Bitcoin Breaks Below $60,000 for First Time Since October 2024

CNBC reported Friday that bitcoin’s bitcoin price drop accelerated sharply this week, with the asset briefly touching $59,764 — a level last seen in October 2024. By afternoon, it was changing hands near $60,450, down roughly 5% on the day and on course for a 17% weekly decline.

A Week of Compounding Pressure

The sell-off began after Michael Saylor‘s firm Strategy offloaded a portion of its bitcoin holdings. The move dented market confidence and triggered several hundred million dollars in cascading liquidations. Related equities felt the pain too. Coinbase, Circle, and Strategy each shed roughly 8% on the day, with Strategy down approximately 25% for the week.

Friday’s damage deepened after a stronger-than-expected May jobs report pushed Treasury yields higher. Rising yields typically weigh on risk assets, and bitcoin proved no exception.

ETF Flows and the Narrative Problem

Bitcoin’s dominant investment narratives are also under strain, CNBC noted. The asset had long been positioned either as digital gold benefiting from geopolitical stress or as a high-beta technology proxy. Neither story is holding up. Equity markets have climbed to fresh records while bitcoin has lost more than half its value from the all-time high of roughly $126,000 reached in October 2025.

Rajiv Sawhney, head of international portfolio management at Wave Digital Assets, told CNBC that a near-perfect correlation between bitcoin and major equity indexes observed a month ago has since collapsed. Tech stocks continued pushing higher while bitcoin diverged sharply lower.

On the ETF front, Thursday brought a small reprieve. Spot bitcoin funds logged a combined net inflow of $3 million, ending a 13-day outflow streak — the longest since the products launched. Total net assets across bitcoin ETFs have fallen to roughly $80.4 billion, down from $107.8 billion in mid-May.

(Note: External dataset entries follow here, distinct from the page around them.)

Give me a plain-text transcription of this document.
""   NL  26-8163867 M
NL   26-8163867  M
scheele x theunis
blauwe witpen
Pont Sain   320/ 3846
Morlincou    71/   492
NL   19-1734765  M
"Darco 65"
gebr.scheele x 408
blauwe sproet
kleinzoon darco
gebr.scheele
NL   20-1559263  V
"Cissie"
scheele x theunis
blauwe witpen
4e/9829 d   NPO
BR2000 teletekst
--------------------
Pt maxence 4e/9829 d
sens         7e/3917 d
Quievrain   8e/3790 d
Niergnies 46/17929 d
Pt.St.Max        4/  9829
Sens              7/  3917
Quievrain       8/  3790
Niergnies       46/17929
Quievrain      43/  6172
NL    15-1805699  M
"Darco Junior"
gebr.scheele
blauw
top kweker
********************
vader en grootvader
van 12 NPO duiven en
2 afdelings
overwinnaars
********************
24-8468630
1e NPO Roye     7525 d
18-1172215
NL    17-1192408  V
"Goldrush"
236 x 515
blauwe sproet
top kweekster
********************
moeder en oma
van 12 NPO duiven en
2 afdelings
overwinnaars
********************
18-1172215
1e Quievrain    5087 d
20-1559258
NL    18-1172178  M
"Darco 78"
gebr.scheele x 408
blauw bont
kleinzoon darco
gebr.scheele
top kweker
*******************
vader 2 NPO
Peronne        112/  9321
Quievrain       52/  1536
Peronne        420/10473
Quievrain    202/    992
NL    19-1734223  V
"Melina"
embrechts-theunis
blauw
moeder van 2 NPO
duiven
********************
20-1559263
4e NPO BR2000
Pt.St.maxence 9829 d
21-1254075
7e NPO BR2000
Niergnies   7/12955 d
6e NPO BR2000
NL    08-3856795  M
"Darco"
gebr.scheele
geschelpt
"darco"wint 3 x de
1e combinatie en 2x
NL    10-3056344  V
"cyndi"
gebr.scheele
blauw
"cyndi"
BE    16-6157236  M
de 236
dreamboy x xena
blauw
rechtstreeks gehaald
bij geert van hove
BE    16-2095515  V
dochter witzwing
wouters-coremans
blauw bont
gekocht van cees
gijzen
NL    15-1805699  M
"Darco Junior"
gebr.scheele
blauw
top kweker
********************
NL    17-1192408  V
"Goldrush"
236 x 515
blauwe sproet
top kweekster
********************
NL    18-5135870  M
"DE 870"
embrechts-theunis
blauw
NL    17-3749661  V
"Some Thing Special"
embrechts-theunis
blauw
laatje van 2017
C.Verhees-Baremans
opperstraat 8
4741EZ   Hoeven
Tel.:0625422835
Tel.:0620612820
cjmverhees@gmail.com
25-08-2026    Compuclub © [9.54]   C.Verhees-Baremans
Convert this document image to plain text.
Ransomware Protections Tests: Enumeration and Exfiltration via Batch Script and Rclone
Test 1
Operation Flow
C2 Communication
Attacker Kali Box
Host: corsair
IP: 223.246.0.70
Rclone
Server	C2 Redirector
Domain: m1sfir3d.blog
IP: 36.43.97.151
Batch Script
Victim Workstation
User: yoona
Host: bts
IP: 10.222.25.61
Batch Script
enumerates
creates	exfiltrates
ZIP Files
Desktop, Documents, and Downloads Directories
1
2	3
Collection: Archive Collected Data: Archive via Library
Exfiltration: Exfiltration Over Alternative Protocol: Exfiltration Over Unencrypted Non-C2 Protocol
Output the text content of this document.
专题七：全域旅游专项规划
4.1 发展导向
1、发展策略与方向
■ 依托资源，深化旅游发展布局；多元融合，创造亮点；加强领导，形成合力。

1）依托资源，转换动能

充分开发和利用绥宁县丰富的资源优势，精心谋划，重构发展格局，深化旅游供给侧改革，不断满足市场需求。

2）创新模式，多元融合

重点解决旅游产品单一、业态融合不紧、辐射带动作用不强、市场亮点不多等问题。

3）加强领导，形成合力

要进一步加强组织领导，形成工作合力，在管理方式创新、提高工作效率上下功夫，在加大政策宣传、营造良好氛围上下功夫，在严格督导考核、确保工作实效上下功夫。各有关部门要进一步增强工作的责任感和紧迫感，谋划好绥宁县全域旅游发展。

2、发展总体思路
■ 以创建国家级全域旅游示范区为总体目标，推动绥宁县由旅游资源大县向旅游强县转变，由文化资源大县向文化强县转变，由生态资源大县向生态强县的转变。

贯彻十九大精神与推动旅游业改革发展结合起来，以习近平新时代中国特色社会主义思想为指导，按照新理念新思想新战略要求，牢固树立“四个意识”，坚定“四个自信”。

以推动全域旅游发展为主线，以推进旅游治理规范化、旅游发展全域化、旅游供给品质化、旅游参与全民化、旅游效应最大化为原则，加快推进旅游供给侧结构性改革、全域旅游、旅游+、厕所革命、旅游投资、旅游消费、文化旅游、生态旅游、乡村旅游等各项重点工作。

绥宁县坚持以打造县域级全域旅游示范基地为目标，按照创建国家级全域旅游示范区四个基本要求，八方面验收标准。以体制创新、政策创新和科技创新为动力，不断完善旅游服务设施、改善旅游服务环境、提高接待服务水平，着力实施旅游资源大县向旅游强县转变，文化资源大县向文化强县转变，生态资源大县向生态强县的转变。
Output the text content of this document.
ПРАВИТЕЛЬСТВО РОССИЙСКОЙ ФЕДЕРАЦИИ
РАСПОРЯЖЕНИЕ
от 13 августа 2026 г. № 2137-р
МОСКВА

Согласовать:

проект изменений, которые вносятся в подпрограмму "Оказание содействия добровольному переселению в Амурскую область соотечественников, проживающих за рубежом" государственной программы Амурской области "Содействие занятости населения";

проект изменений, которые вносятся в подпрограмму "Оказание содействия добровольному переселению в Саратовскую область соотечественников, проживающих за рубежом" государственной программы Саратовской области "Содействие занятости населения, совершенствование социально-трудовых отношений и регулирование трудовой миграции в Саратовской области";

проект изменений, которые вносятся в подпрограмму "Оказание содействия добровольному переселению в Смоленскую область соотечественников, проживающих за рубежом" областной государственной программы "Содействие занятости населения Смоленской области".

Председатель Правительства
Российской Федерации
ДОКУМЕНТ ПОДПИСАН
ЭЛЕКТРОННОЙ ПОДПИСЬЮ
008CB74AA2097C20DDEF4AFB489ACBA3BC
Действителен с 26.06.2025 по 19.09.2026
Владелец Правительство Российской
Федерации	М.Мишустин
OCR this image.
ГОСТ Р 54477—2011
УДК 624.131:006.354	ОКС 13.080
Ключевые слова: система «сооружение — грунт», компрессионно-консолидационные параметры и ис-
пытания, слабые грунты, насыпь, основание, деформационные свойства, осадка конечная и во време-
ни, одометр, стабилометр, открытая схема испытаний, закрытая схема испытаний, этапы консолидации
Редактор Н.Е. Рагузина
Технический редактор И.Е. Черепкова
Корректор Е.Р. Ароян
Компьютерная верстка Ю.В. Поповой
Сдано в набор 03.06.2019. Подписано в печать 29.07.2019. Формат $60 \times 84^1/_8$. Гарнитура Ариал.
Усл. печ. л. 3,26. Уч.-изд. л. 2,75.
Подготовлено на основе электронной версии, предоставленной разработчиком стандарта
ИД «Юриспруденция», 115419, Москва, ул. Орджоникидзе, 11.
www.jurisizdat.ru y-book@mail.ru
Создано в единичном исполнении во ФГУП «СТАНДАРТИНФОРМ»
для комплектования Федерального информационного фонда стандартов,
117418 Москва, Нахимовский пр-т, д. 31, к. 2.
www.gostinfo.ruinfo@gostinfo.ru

Background: From Record Highs to a Half-Year Slide

Bitcoin peaked at around $126,000 last October, fueled by post-election optimism, institutional accumulation, and ETF demand. The subsequent retreat has been grinding and multi-layered. Legislative hopes tied to the so-called Clarity Act — a proposed crypto market-structure framework — have dimmed as congressional attention shifts elsewhere. Meanwhile, prolonged uncertainty around the Iran conflict has kept a ceiling on speculative appetite.

Also Read: What the May Jobs Report Means for Fed Rate Cuts

Some Buyers See Opportunity

Not everyone is bearish. Matt Cole, chief executive of Strive, told CNBC’s Squawk Box Europe that bitcoin’s fundamentals remain strong and that the asset is currently sitting at its 200-week moving average. Cole argued that each prior touch of that level proved a durable entry point for long-term buyers.

Charles-Henry Monchau, chief investment officer at Syz Group, offered a more cautious read. He told CNBC that speculative capital is rotating toward AI stocks and memory chips, and that a wave of large upcoming IPOs may pull additional retail money away from crypto.